- Film poster

Chinese name
- Traditional Chinese: 伙頭福星
- Simplified Chinese: 伙头福星

Standard Mandarin
- Hanyu Pinyin: Huǒ Tóu Fú Xīng

Yue: Cantonese
- Jyutping: Fo2 Tau4 Feok1 Sing1
- Directed by: Ronny Yu
- Screenplay by: Raymond To James Yuen
- Produced by: Laura Fau
- Starring: Yuen Biao Leon Lai Ng Man-tat Maggie Shiu Monica Chan
- Cinematography: David Chung Andrew Lau
- Edited by: David Wu
- Music by: Richard Yuen
- Production company: Hoventin Films
- Distributed by: Gala Film Distribution
- Release date: 19 March 1992;
- Running time: 93 minutes
- Country: Hong Kong
- Language: Cantonese
- Box office: HK$9.6 million

= Shogun and Little Kitchen =

1992 Hong Kong film by Ronny Yu

Shogun and Little Kitchen is a 1992 Hong Kong comedy film directed by Ronny Yu and starring Yuen Biao, Leon Lai, Ng Man-tat, Maggie Shiu and Monica Chan.

==Plot==
Uncle Bo (Ng Man-tat) is the owner of the Tai Ping Fong old building. He inherited the building from his late wife years ago and he would rent different units to others. Although the tenants do not actually pay rent, Bo maintains a good relationship with them just like a big family. On the contrary, rich heir Lam Fung's (Leon Lai) relationship with his father Lam Chung-yuen (Jimmy Wang Yu) is very cold due to his hatred of his father. On the day of his birthday, Fung gets into an argument with his father and runs away from home. Afterwards, Fung was robbed and beaten into a coma by a crock. Uncle Bo finds Fung collapsed and brings him to Tai Ping Fong to heal him.

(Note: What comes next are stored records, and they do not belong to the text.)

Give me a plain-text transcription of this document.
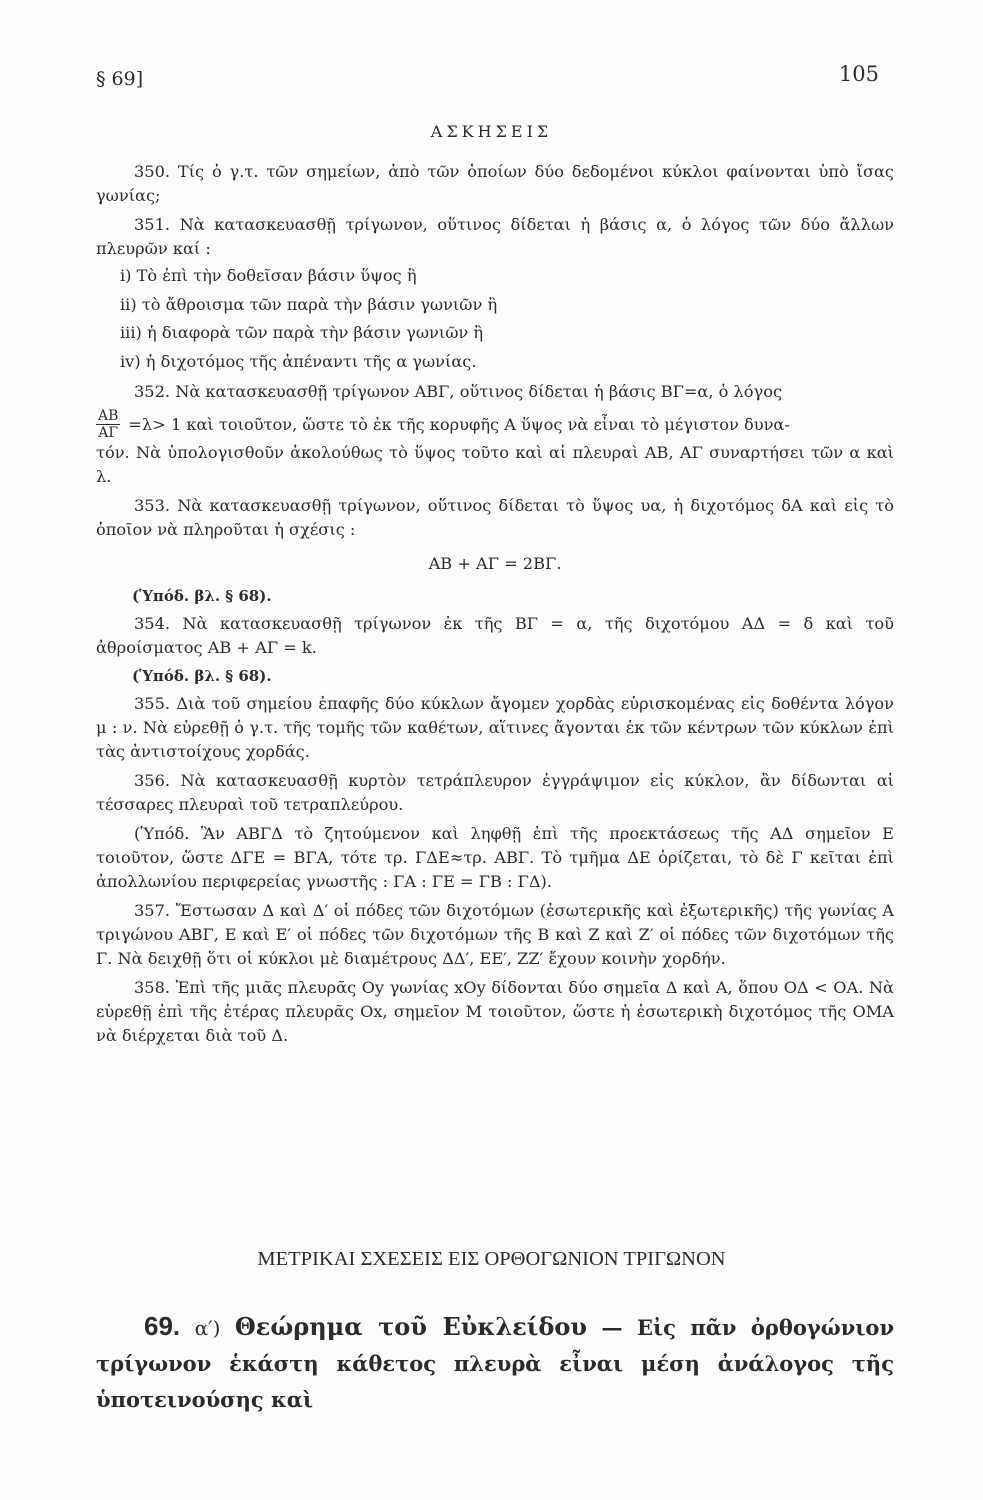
§ 69]	105
ΑΣΚΗΣΕΙΣ

350. Τίς ὁ γ.τ. τῶν σημείων, ἀπὸ τῶν ὁποίων δύο δεδομένοι κύκλοι φαίνονται ὑπὸ ἴσας γωνίας;

351. Νὰ κατασκευασθῇ τρίγωνον, οὕτινος δίδεται ἡ βάσις α, ὁ λόγος τῶν δύο ἄλλων πλευρῶν καί :

i) Τὸ ἐπὶ τὴν δοθεῖσαν βάσιν ὕψος ἢ
ii) τὸ ἄθροισμα τῶν παρὰ τὴν βάσιν γωνιῶν ἢ
iii) ἡ διαφορὰ τῶν παρὰ τὴν βάσιν γωνιῶν ἢ
iv) ἡ διχοτόμος τῆς ἀπέναντι τῆς α γωνίας.

352. Νὰ κατασκευασθῇ τρίγωνον ΑΒΓ, οὕτινος δίδεται ἡ βάσις ΒΓ=α, ὁ λόγος

$\frac{AB}{A\Gamma} =\lambda> 1$ καὶ τοιοῦτον, ὥστε τὸ ἐκ τῆς κορυφῆς Α ὕψος νὰ εἶναι τὸ μέγιστον δυνα-

τόν. Νὰ ὑπολογισθοῦν ἀκολούθως τὸ ὕψος τοῦτο καὶ αἱ πλευραὶ ΑΒ, ΑΓ συναρτήσει τῶν α καὶ λ.

353. Νὰ κατασκευασθῇ τρίγωνον, οὕτινος δίδεται τὸ ὕψος υα, ἡ διχοτόμος δΑ καὶ εἰς τὸ ὁποῖον νὰ πληροῦται ἡ σχέσις :

ΑΒ + ΑΓ = 2ΒΓ.
(Ὑπόδ. βλ. § 68).

354. Νὰ κατασκευασθῇ τρίγωνον ἐκ τῆς ΒΓ = α, τῆς διχοτόμου ΑΔ = δ καὶ τοῦ ἀθροίσματος ΑΒ + ΑΓ = k.

(Ὑπόδ. βλ. § 68).

355. Διὰ τοῦ σημείου ἐπαφῆς δύο κύκλων ἄγομεν χορδὰς εὑρισκομένας εἰς δοθέντα λόγον μ : ν. Νὰ εὑρεθῇ ὁ γ.τ. τῆς τομῆς τῶν καθέτων, αἵτινες ἄγονται ἐκ τῶν κέντρων τῶν κύκλων ἐπὶ τὰς ἀντιστοίχους χορδάς.

356. Νὰ κατασκευασθῇ κυρτὸν τετράπλευρον ἐγγράψιμον εἰς κύκλον, ἂν δίδωνται αἱ τέσσαρες πλευραὶ τοῦ τετραπλεύρου.

(Ὑπόδ. Ἂν ΑΒΓΔ τὸ ζητούμενον καὶ ληφθῇ ἐπὶ τῆς προεκτάσεως τῆς ΑΔ σημεῖον Ε τοιοῦτον, ὥστε ΔΓΕ = ΒΓΑ, τότε τρ. ΓΔΕ≈τρ. ΑΒΓ. Τὸ τμῆμα ΔΕ ὁρίζεται, τὸ δὲ Γ κεῖται ἐπὶ ἀπολλωνίου περιφερείας γνωστῆς : ΓΑ : ΓΕ = ΓΒ : ΓΔ).

357. Ἔστωσαν Δ καὶ Δ′ οἱ πόδες τῶν διχοτόμων (ἐσωτερικῆς καὶ ἐξωτερικῆς) τῆς γωνίας Α τριγώνου ΑΒΓ, Ε καὶ Ε′ οἱ πόδες τῶν διχοτόμων τῆς Β καὶ Ζ καὶ Ζ′ οἱ πόδες τῶν διχοτόμων τῆς Γ. Νὰ δειχθῇ ὅτι οἱ κύκλοι μὲ διαμέτρους ΔΔ′, ΕΕ′, ΖΖ′ ἔχουν κοινὴν χορδήν.

358. Ἐπὶ τῆς μιᾶς πλευρᾶς Οy γωνίας xOy δίδονται δύο σημεῖα Δ καὶ Α, ὅπου ΟΔ < ΟΑ. Νὰ εὑρεθῇ ἐπὶ τῆς ἑτέρας πλευρᾶς Ox, σημεῖον Μ τοιοῦτον, ὥστε ἡ ἐσωτερικὴ διχοτόμος τῆς ΟΜΑ νὰ διέρχεται διὰ τοῦ Δ.

ΜΕΤΡΙΚΑΙ ΣΧΕΣΕΙΣ ΕΙΣ ΟΡΘΟΓΩΝΙΟΝ ΤΡΙΓΩΝΟΝ

69. α′) Θεώρημα τοῦ Εὐκλείδου — Εἰς πᾶν ὀρθογώνιον τρίγωνον ἑκάστη κάθετος πλευρὰ εἶναι μέση ἀνάλογος τῆς ὑποτεινούσης καὶ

At Tai Ping Fong, Fung experiences love and care by others. There, Fung also develops a relationship with Bo's daughter, Maggie (Maggie Shiu). However, Maggie was angry after she discovers Fung's true identity. Furthermore, Bo's uncle, Tang Tai-chi (Yuen Biao), whom recently arrived to Hong Kong from Beijing, was poached by a catering company due to his amazing cooking and acrobatic skills. Bo feels betrayed by Chi and they fell out. Later, Bo's building was also acquired by the Lam Enterprises. Because Bo was reluctant to sell the building, Lam Chung-yuen's assistant, Raymond (Lam Lap-sam), hires triad thugs to force Bo to sign the contract.

==Reception==

===Critical===
Love HK Film gave the film a positive review and writes "Standard formula and annoyingly cute subplots drag the film down, but Yuen Biao's athletic stuntwork makes the movie a fun, if not crucial viewing experience. The film doesn't challenge you in any way, but it's really not meant to. Undemanding fun."

===Box office===
The film grossed HK$9,687,943 at the Hong Kong box office during its theatrical run from 19 March to 13 April 1992 in Hong Kong.